- Member states shown in dark blue; and regions of member states shown in light blue.
- Headquarter: Copenhagen
- Official languages: Danish; Finnish; Icelandic; Norwegian; Swedish;
- Type: Intergovernmental organisation
- Membership: Denmark; Finland; Iceland; Norway; Sweden;

Leaders
- • Secretary-General: Karen Ellemann
- • Presidency of the Nordic Council of Ministers: Norway

Establishment
- • Inauguration of the Nordic Council: 12 February 1953
- • Helsinki Treaty: 1 July 1962
- • Inauguration of the Nordic Council of Ministers: July 1971

Population
- • 2018 estimate: 27,210,000
- Currency: Danish krone; Euro; Icelandic króna; Norwegian krone; Swedish krona;
- Website norden.org

= Nordic Council of Ministers =

Intergovernmental forum of the Nordic countries

The Nordic Council of Ministers is an intergovernmental forum established after the Helsinki Treaty. The purpose of the Nordic Council of Ministers is to complement the Nordic Council and promote Nordic cooperation.

In 2025, the Nordic Council was designated as an 'undesirable organization' in Russia.

== Structure ==
The governments of the Nordic countries each have a Minister for Nordic Cooperation. This responsibility often goes to the Minister of Foreign Affairs or another ministerial post that the Nordic country has a special desire for cooperation. These ministers for Nordic Cooperation delegate meetings for other ministers to discuss avenues for cooperation in the ministers' respective fields, thus the Ministers for Cooperation set up Ministerial Councils. Hence the name, Council of Ministers.
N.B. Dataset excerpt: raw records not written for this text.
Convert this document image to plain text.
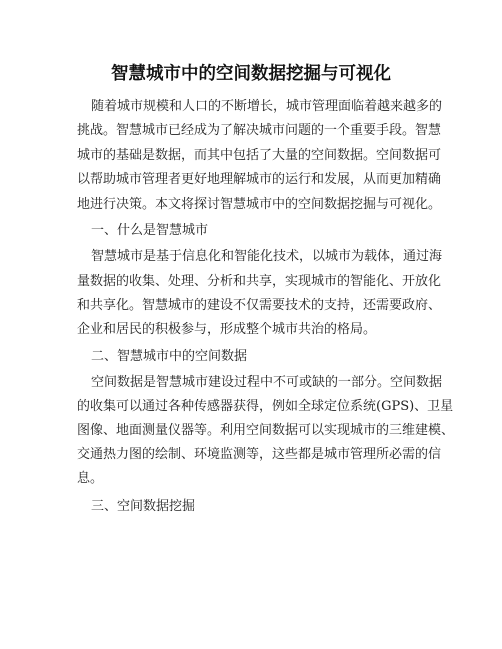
智慧城市中的空间数据挖掘与可视化

随着城市规模和人口的不断增长，城市管理面临着越来越多的

挑战。智慧城市已经成为了解决城市问题的一个重要手段。智慧

城市的基础是数据，而其中包括了大量的空间数据。空间数据可

以帮助城市管理者更好地理解城市的运行和发展，从而更加精确

地进行决策。本文将探讨智慧城市中的空间数据挖掘与可视化。

一、什么是智慧城市

智慧城市是基于信息化和智能化技术，以城市为载体，通过海

量数据的收集、处理、分析和共享，实现城市的智能化、开放化

和共享化。智慧城市的建设不仅需要技术的支持，还需要政府、

企业和居民的积极参与，形成整个城市共治的格局。

二、智慧城市中的空间数据

空间数据是智慧城市建设过程中不可或缺的一部分。空间数据

的收集可以通过各种传感器获得，例如全球定位系统(GPS)、卫星

图像、地面测量仪器等。利用空间数据可以实现城市的三维建模、

交通热力图的绘制、环境监测等，这些都是城市管理所必需的信

息。

三、空间数据挖掘
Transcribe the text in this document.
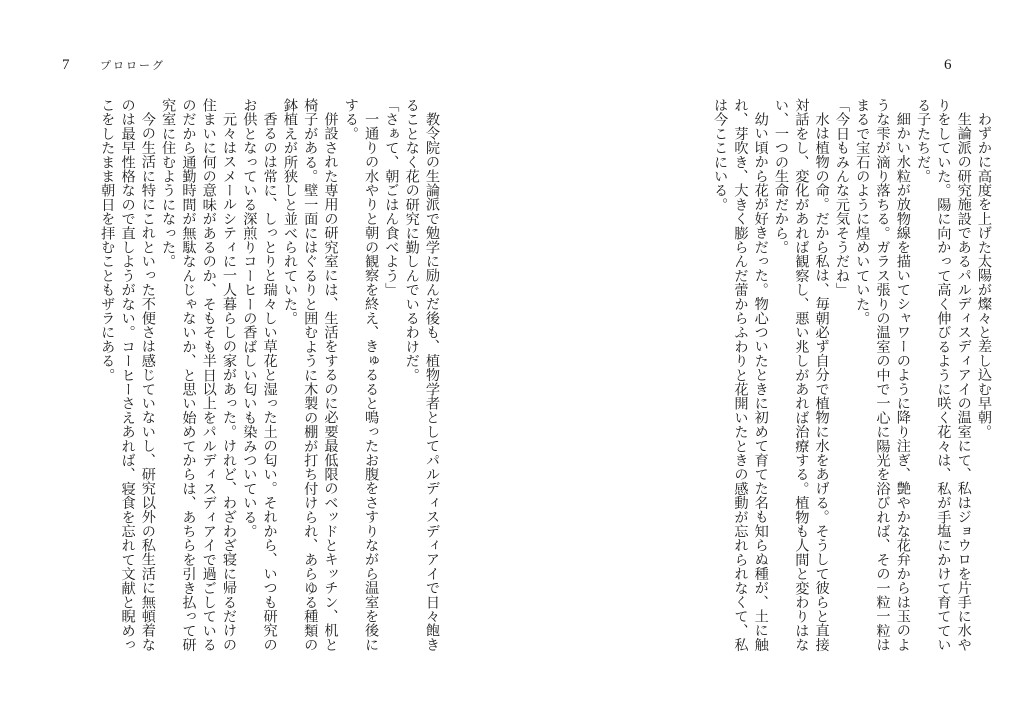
7	プロローグ

教令院の生論派で勉学に励んだ後も、植物学者としてパルディスディアイで日々飽きることなく花の研究に勤しんでいるわけだ。

「さぁて、朝ごはん食べよう」

一通りの水やりと朝の観察を終え、きゅるると鳴ったお腹をさすりながら温室を後にする。

併設された専用の研究室には、生活をするのに必要最低限のベッドとキッチン、机と椅子がある。壁一面にはぐるりと囲むように木製の棚が打ち付けられ、あらゆる種類の鉢植えが所狭しと並べられていた。

香るのは常に、しっとりと瑞々しい草花と湿った土の匂い。それから、いつも研究のお供となっている深煎りコーヒーの香ばしい匂いも染みついている。

元々はスメールシティに一人暮らしの家があった。けれど、わざわざ寝に帰るだけの住まいに何の意味があるのか、そもそも半日以上をパルディスディアイで過ごしているのだから通勤時間が無駄なんじゃないか、と思い始めてからは、あちらを引き払って研究室に住むようになった。

今の生活に特にこれといった不便さは感じていないし、研究以外の私生活に無頓着なのは最早性格なので直しようがない。コーヒーさえあれば、寝食を忘れて文献と睨めっこをしたまま朝日を拝むこともザラにある。

6

わずかに高度を上げた太陽が燦々と差し込む早朝。

生論派の研究施設であるパルディスディアイの温室にて、私はジョウロを片手に水やりをしていた。陽に向かって高く伸びるように咲く花々は、私が手塩にかけて育てている子たちだ。

細かい水粒が放物線を描いてシャワーのように降り注ぎ、艶やかな花弁からは玉のような雫が滴り落ちる。ガラス張りの温室の中で一心に陽光を浴びれば、その一粒一粒はまるで宝石のように煌めいていた。

「今日もみんな元気そうだね」

水は植物の命。だから私は、毎朝必ず自分で植物に水をあげる。そうして彼らと直接対話をし、変化があれば観察し、悪い兆しがあれば治療する。植物も人間と変わりはない、一つの生命だから。

幼い頃から花が好きだった。物心ついたときに初めて育てた名も知らぬ種が、土に触れ、芽吹き、大きく膨らんだ蕾からふわりと花開いたときの感動が忘れられなくて、私は今ここにいる。
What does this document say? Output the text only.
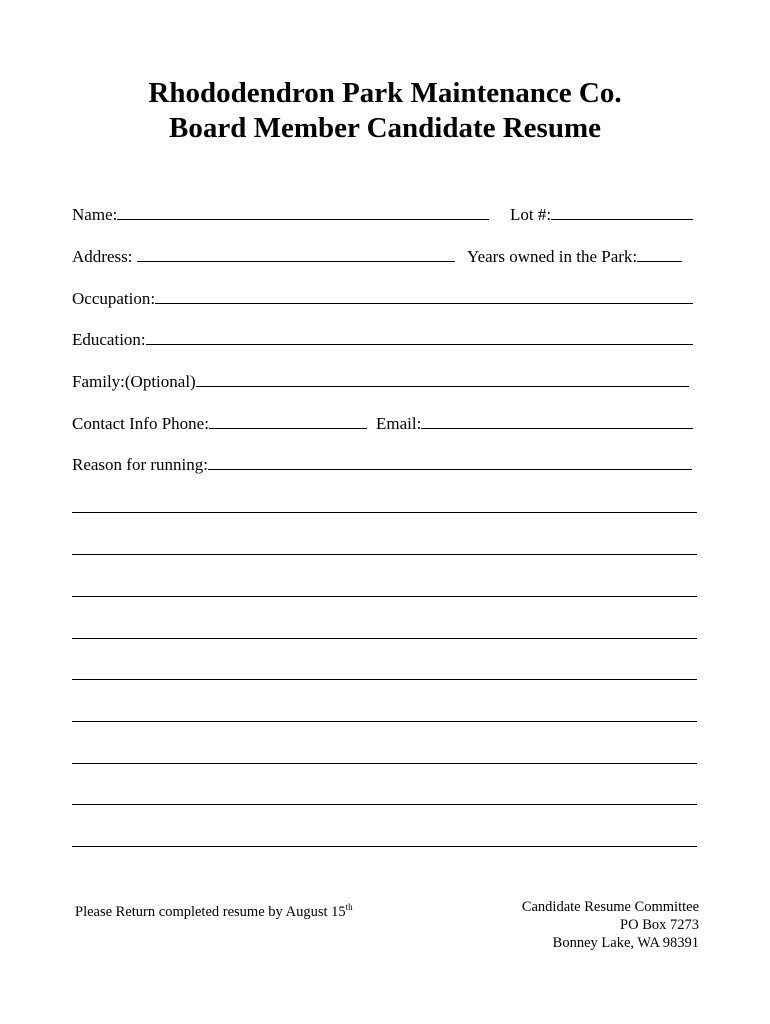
Rhododendron Park Maintenance Co.
Board Member Candidate Resume
Name:	Lot #:
Address:	Years owned in the Park:
Occupation:
Education:
Family:(Optional)
Contact Info Phone:	Email:
Reason for running:
Please Return completed resume by August 15th	Candidate Resume Committee
PO Box 7273
Bonney Lake, WA 98391
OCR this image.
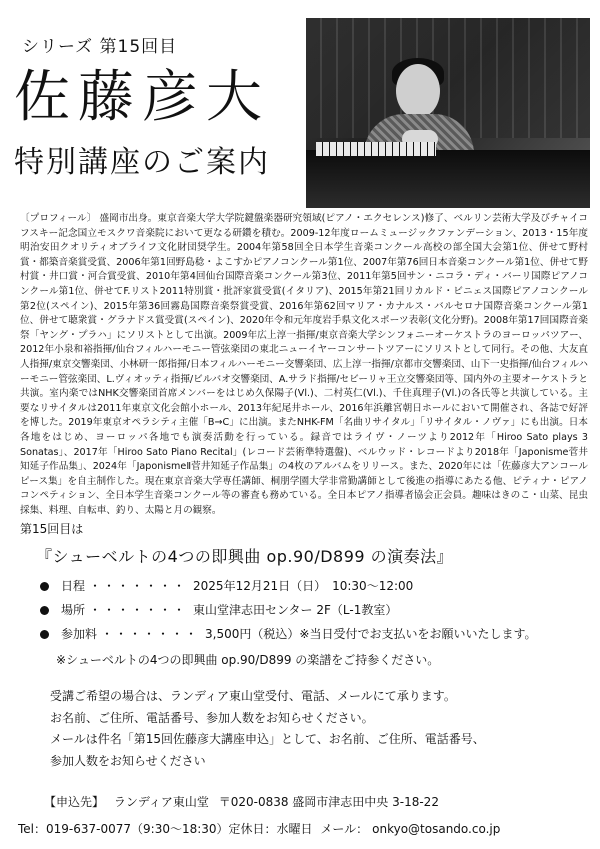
シリーズ 第15回目
佐藤彦大
特別講座のご案内

〔プロフィール〕 盛岡市出身。東京音楽大学大学院鍵盤楽器研究領域(ピアノ・エクセレンス)修了、ベルリン芸術大学及びチャイコフスキー記念国立モスクワ音楽院において更なる研鑽を積む。2009-12年度ロームミュージックファンデーション、2013・15年度明治安田クオリティオブライフ文化財団奨学生。2004年第58回全日本学生音楽コンクール高校の部全国大会第1位、併せて野村賞・都築音楽賞受賞、2006年第1回野島稔・よこすかピアノコンクール第1位、2007年第76回日本音楽コンクール第1位、併せて野村賞・井口賞・河合賞受賞、2010年第4回仙台国際音楽コンクール第3位、2011年第5回サン・ニコラ・ディ・バーリ国際ピアノコンクール第1位、併せてF.リスト2011特別賞・批評家賞受賞(イタリア)、2015年第21回リカルド・ビニェス国際ピアノコンクール第2位(スペイン)、2015年第36回霧島国際音楽祭賞受賞、2016年第62回マリア・カナルス・バルセロナ国際音楽コンクール第1位、併せて聴衆賞・グラナドス賞受賞(スペイン)、2020年令和元年度岩手県文化スポーツ表彰(文化分野)。2008年第17回国際音楽祭「ヤング・プラハ」にソリストとして出演。2009年広上淳一指揮/東京音楽大学シンフォニーオーケストラのヨーロッパツアー、2012年小泉和裕指揮/仙台フィルハーモニー管弦楽団の東北ニューイヤーコンサートツアーにソリストとして同行。その他、大友直人指揮/東京交響楽団、小林研一郎指揮/日本フィルハーモニー交響楽団、広上淳一指揮/京都市交響楽団、山下一史指揮/仙台フィルハーモニー管弦楽団、L.ヴィオッティ指揮/ビルバオ交響楽団、A.サラド指揮/セビーリャ王立交響楽団等、国内外の主要オーケストラと共演。室内楽ではNHK交響楽団首席メンバーをはじめ久保陽子(Vl.)、二村英仁(Vl.)、千住真理子(Vl.)の各氏等と共演している。主要なリサイタルは2011年東京文化会館小ホール、2013年紀尾井ホール、2016年浜離宮朝日ホールにおいて開催され、各誌で好評を博した。2019年東京オペラシティ主催「B→C」に出演。またNHK-FM「名曲リサイタル」「リサイタル・ノヴァ」にも出演。日本各地をはじめ、ヨーロッパ各地でも演奏活動を行っている。録音ではライヴ・ノーツより2012年「Hiroo Sato plays 3 Sonatas」、2017年「Hiroo Sato Piano Recital」(レコード芸術準特選盤)、ベルウッド・レコードより2018年「Japonisme菅井知延子作品集」、2024年「JaponismeⅡ菅井知延子作品集」の4枚のアルバムをリリース。また、2020年には「佐藤彦大アンコールピース集」を自主制作した。現在東京音楽大学専任講師、桐朋学園大学非常勤講師として後進の指導にあたる他、ピティナ・ピアノコンペティション、全日本学生音楽コンクール等の審査も務めている。全日本ピアノ指導者協会正会員。趣味はきのこ・山菜、昆虫採集、料理、自転車、釣り、太陽と月の観察。

第15回目は
『シューベルトの4つの即興曲 op.90/D899 の演奏法』
日程 ・・・・・・・ 2025年12月21日（日）　10:30〜12:00
場所 ・・・・・・・ 東山堂津志田センター 2F（L-1教室）
参加料 ・・・・・・・ 3,500円（税込）※当日受付でお支払いをお願いいたします。
※シューベルトの4つの即興曲 op.90/D899 の楽譜をご持参ください。

受講ご希望の場合は、ランディア東山堂受付、電話、メールにて承ります。

お名前、ご住所、電話番号、参加人数をお知らせください。

メールは件名「第15回佐藤彦大講座申込」として、お名前、ご住所、電話番号、

参加人数をお知らせください

【申込先】 ランディア東山堂 〒020-0838 盛岡市津志田中央 3-18-22
Tel：019-637-0077（9:30〜18:30）定休日：水曜日 メール： onkyo@tosando.co.jp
| Short Code: | Nordic Council of ministers for: |
| MR-SAM | Cooperation |
| MR-A | Labour |
| MR-VÆKST | Sustainable Growth |
| MR-FJLS | Fisheries, Aquaculture, Agriculture, Food and Forestry |
| MR-JÄM | Gender Equality |
| MR-K | Culture |
| MR-LAG | Legislative Affairs |
| MR-MK | Environment and Climate |
| MR-S | Health and Social Affairs |
| MR-U | Education and Research |
| MR-FINANS | Finance |
| MR-DIGITAL | Digitalisation 2017–2020 |

== Cooperation with other international organisations ==
The Council and the Council of Ministers are involved in various forms of cooperation with neighbouring areas, amongst them being the Baltic Assembly and the Benelux, as well as Russia and Schleswig-Holstein. The Council of Ministers has offices in the following countries:

| Estonia | Tallinn (Head office); Tartu (Branch office); Narva (Branch office); |
| Latvia | Riga |
| Lithuania | Vilnius |

Closed offices

| Russia | St. Petersburg (Office); Kaliningrad (Office); Petrozavodsk (Contact center); Arkhangelsk (Contact center); Murmansk (Information center); |

==Programmes==
Nordic Council of Ministers's educational programme for lifelong learning is "Nordplus". The main objective of the programme is to strengthen and develop Nordic educational cooperation.